I tried to take my own advice this week - No shoemaker's child here!  (Ask me if you don't know that reference....).  I have always talked about two kinds of strategic changes - those a company chooses to undertake, and those forced upon it.  Over the last ten years, most companies have had the luxury of focusing on the former.  Today, almost everyone is dealing with the latter.

If you take a look at the RedZone Consulting web site (www.RedZoneConsulting.com), you'll see some pretty significant changes.   RedZone has always focused on helping companies successfully execute major change.  And we still do.  Historically, most companies we worked with were those that chose to undertake a new direction.  Not now.  Today, I'm seeing that most companies are being forced to change their strategy and operations to reflect an entire new economic reality, one that had not even been considered. 

There are few, if any, companies that today's economy isn't impacting. As a result, every company has one primary focus:  Cash.  With credit tight, customer behavior's unpredictable, business assumptions and projections thrown out the window, the first place every business must focus is survival.  

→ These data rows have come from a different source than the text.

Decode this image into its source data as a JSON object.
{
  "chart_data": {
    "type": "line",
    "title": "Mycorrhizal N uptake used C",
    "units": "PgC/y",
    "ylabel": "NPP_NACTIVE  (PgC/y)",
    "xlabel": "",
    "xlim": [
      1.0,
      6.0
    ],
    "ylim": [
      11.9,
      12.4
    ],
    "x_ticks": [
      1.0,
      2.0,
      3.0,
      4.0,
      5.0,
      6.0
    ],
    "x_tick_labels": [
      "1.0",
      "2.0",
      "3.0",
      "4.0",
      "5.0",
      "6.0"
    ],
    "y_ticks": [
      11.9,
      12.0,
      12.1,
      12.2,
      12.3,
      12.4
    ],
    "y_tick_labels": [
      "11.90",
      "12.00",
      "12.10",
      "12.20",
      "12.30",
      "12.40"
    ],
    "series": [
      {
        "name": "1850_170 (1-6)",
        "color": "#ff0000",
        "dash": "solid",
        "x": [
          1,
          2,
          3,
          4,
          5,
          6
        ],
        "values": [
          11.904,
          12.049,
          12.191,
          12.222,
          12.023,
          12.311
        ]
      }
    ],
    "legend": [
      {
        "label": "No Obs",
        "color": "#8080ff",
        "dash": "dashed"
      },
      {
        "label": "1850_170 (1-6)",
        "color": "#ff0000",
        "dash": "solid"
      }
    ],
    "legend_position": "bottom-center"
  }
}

It's a pretty simple question:  Do we have enough cash?  It's one of the "let's pretend" scenarios that we walk clients through:  Let's pretend you have absolutely zero sales over the next six or twelve months.  How much cash will you burn?  What are the levers that allow you to save (or gain) cash if needed?  This exercise has very little to do with what the business is trying to accomplish, and more with a foundational issue:  If the company has no cash, it cannot survive.  If it doesn't survive, successfully executing its strategy is both impossible and meaningless.

Survival of the fittest today is all about cash.  Do you have the cash to deal with the unexpected twists and turns driven by this new, unpredictable economy?   If you can use discipline, clarity, focus to monitor and maintain your cash position, you'll give your company the opportunity to succeed in the future.